Tut Systems packetizes content from satellite broadcasters, such as TNT, CNN, and HBO, and makes it available for use on IP networks. Ryan Petty, vice president of product line management at Siemens Home Entertainment said the company also re-encodes the content into H.264, an ITU standard for compressing video.
“The agreement with Tut shows our commitment to the independent carriers in the United States,” said Petty. “There already are more than 100 U.S. carriers quietly deploying IPTV to subscribers.”
H.264 promises to deliver content at about half the bit rate of MPEG 2, which is approximately 1.5 Mbit/s. Petty said a faster bit rate is important for telephone carriers attempting to add channels to IPTV over DSL offerings and deliver to more set-top boxes. The two-way digital data and video streams between carrier and subscriber requires faster transmission speeds to maintain high quality of service (QoS).
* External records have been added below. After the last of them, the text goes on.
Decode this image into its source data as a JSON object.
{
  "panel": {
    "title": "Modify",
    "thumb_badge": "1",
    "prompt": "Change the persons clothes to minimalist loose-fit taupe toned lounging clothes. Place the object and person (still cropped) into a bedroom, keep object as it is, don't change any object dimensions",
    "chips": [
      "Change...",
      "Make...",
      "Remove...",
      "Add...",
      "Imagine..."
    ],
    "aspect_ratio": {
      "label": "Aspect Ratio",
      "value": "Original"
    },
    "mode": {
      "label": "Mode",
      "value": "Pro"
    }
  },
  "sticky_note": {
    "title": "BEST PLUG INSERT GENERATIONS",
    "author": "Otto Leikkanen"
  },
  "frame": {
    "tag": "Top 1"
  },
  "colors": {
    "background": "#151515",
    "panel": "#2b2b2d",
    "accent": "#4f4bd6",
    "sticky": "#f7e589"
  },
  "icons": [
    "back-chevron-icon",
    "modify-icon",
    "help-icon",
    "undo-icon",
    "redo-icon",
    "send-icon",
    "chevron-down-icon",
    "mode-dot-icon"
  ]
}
The two-way streams also give telephone carriers the ability to collect data from subscribers, which industry experts said is nearly impossible to do on a satellite network and difficult on cable. The data could be used to help determine the type of content subscribers want most. Siemens’s long-term strategy is to push out the service through electronic retail stores, such as Best Buy Inc., but the nascent technology is changing rapidly and the market is still too small, Petty said.
Despite future plans, Siemens is relying on Tut Systems’s media content and system integration services for data and video services over broadband networks to build out the North American IPTV market. The agreement could increase net income for both companies.
Tut Systems would welcome the boost. On Jan. 30, the content provider delivered improved annual revenue for 2005, but reported an operating loss. Revenue for 2005 reached $37.4 million, with an operating loss of $17.5 million, or 60 cents per share; compared with $25 million and $13.4 million, or 63 cents per share, respectively, in the prior year.
Siemens has about 85 commercial customers worldwide that offer IPTV to “tens of hundreds” of connected subscribers, Petty said. Many of the operators are overseas, such as KPN Royal Dutch Telecom and Belgacom in Europe and Advanced Datanetwork Communications (ADC) in Thailand. Today, Siemens’ IPTV contracts cover more than 38 million broadband lines worldwide.
China’s Shanghai Telecom Co. Ltd., and Shanghai Media Group (SMG) in December reported collaborating with Siemens to offer IPTV services to a market that includes 25 million broadband users and 360 million television viewers.